Well, actually there is something even crazier than subsidized low income housing, and that is subsidized "affordable" middle income housing.  In a world of limited resources, how can it possibly make sense to hand out subsidies to those who aren't even poor, even while the poor persist?  Of course, subsidized "affordable" middle income housing suffers from essentially all the same problems as the low income housing, starting with the fact that nobody leaves, and therefore only a tiny number of people get in on the boondoggle and have to be subsidized for their entire lives even though by definition they are not poor.  

A basic key to the enterprise is to make the subsidies totally opaque so that no one can possibly figure out how much this is costing per beneficiary.  The latest game is the so-called 80/20 program, whereby a developer agrees to make 20% of the units in his development "affordable" and return he gets to use tax-exempt bonds to finance his project.  Try to figure out who's paying how much for that one!  Of course, it's exactly this kind of diversion of supply that makes the remaining private housing in Manhattan so scarce and expensive, but it's difficult to perceive and impossible to quantify. 

And thus we have the phenomenon of the City Council Zoning and Franchise Committee meeting on Tuesday to vote on a developer's proposal to build one of these 80/20 buildings on West 57th Street, and the local city councilperson, Gail Brewer, opposing it on the ground of not enough "affordable" units and also she wants the "affordable" units to be permanent as opposed to the affordability having an expiration date.  Crain's New York Business has the story.  
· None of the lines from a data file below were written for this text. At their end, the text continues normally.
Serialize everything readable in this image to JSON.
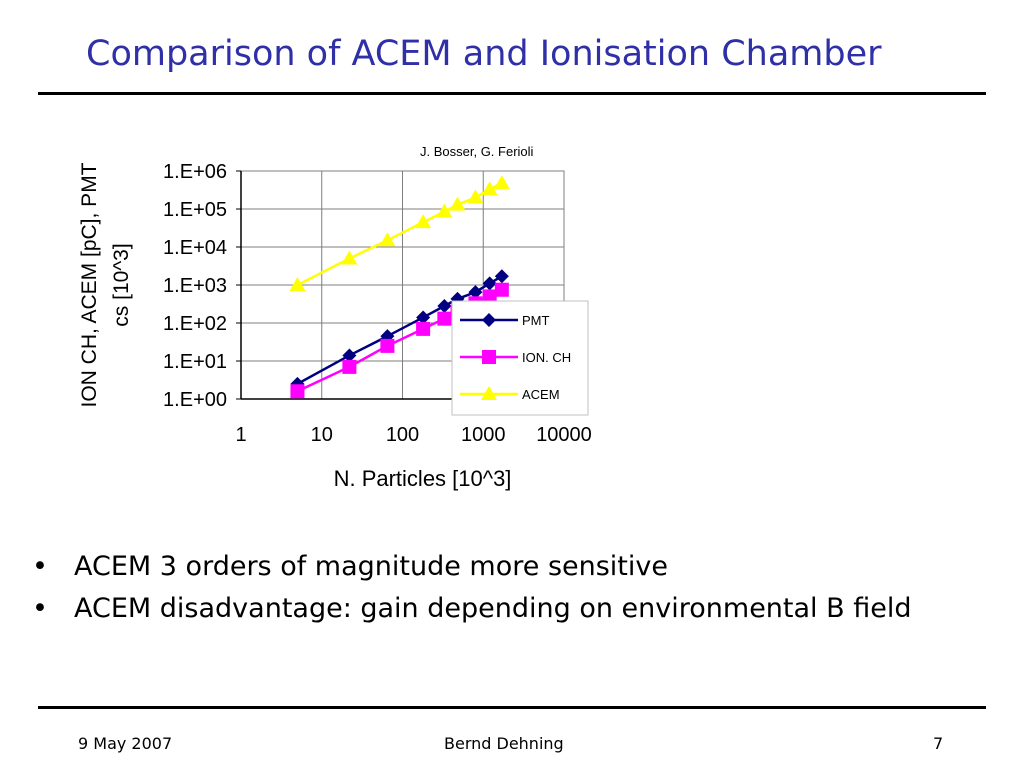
{
  "title": "Comparison of ACEM and Ionisation Chamber",
  "credit": "J. Bosser, G. Ferioli",
  "bullets": [
    "ACEM 3 orders of magnitude more sensitive",
    "ACEM disadvantage: gain depending on environmental B field"
  ],
  "footer": {
    "date": "9 May 2007",
    "author": "Bernd Dehning",
    "page": "7"
  },
  "chart_data": {
    "type": "line",
    "title": "",
    "xlabel": "N. Particles [10^3]",
    "ylabel": "ION CH, ACEM [pC], PMT cs [10^3]",
    "xscale": "log",
    "yscale": "log",
    "xlim": [
      1,
      10000
    ],
    "ylim": [
      1,
      1000000
    ],
    "xticks": [
      "1",
      "10",
      "100",
      "1000",
      "10000"
    ],
    "yticks": [
      "1.E+00",
      "1.E+01",
      "1.E+02",
      "1.E+03",
      "1.E+04",
      "1.E+05",
      "1.E+06"
    ],
    "grid": true,
    "legend_position": "right",
    "series": [
      {
        "name": "PMT",
        "color": "#000080",
        "marker": "diamond",
        "x": [
          5,
          22,
          65,
          180,
          330,
          480,
          800,
          1200,
          1700
        ],
        "y": [
          2.5,
          14,
          45,
          140,
          280,
          430,
          650,
          1100,
          1700
        ]
      },
      {
        "name": "ION. CH",
        "color": "#ff00ff",
        "marker": "square",
        "x": [
          5,
          22,
          65,
          180,
          330,
          480,
          800,
          1200,
          1700
        ],
        "y": [
          1.6,
          7,
          25,
          70,
          130,
          200,
          330,
          500,
          750
        ]
      },
      {
        "name": "ACEM",
        "color": "#ffff00",
        "marker": "triangle",
        "x": [
          5,
          22,
          65,
          180,
          330,
          480,
          800,
          1200,
          1700
        ],
        "y": [
          1000,
          5000,
          15000,
          45000,
          85000,
          130000,
          200000,
          330000,
          480000
        ]
      }
    ]
  }
}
"The issue is real affordable housing," Jesse Bodine, a spokesman for Ms. Brewer said. . . .  "They always say no, no, no, no, no to permanent affordability to the end, and the community won't stand for it."

So that's it:  It is absolutely imperative for a small number of not poor people to get a lifetime entitlement to subsidies while at least an equal number of unknown and unseen people by definition get priced out of the neighborhood.  Anything else, and the community won't stand for it!  Well, this is the West Side of Manhattan.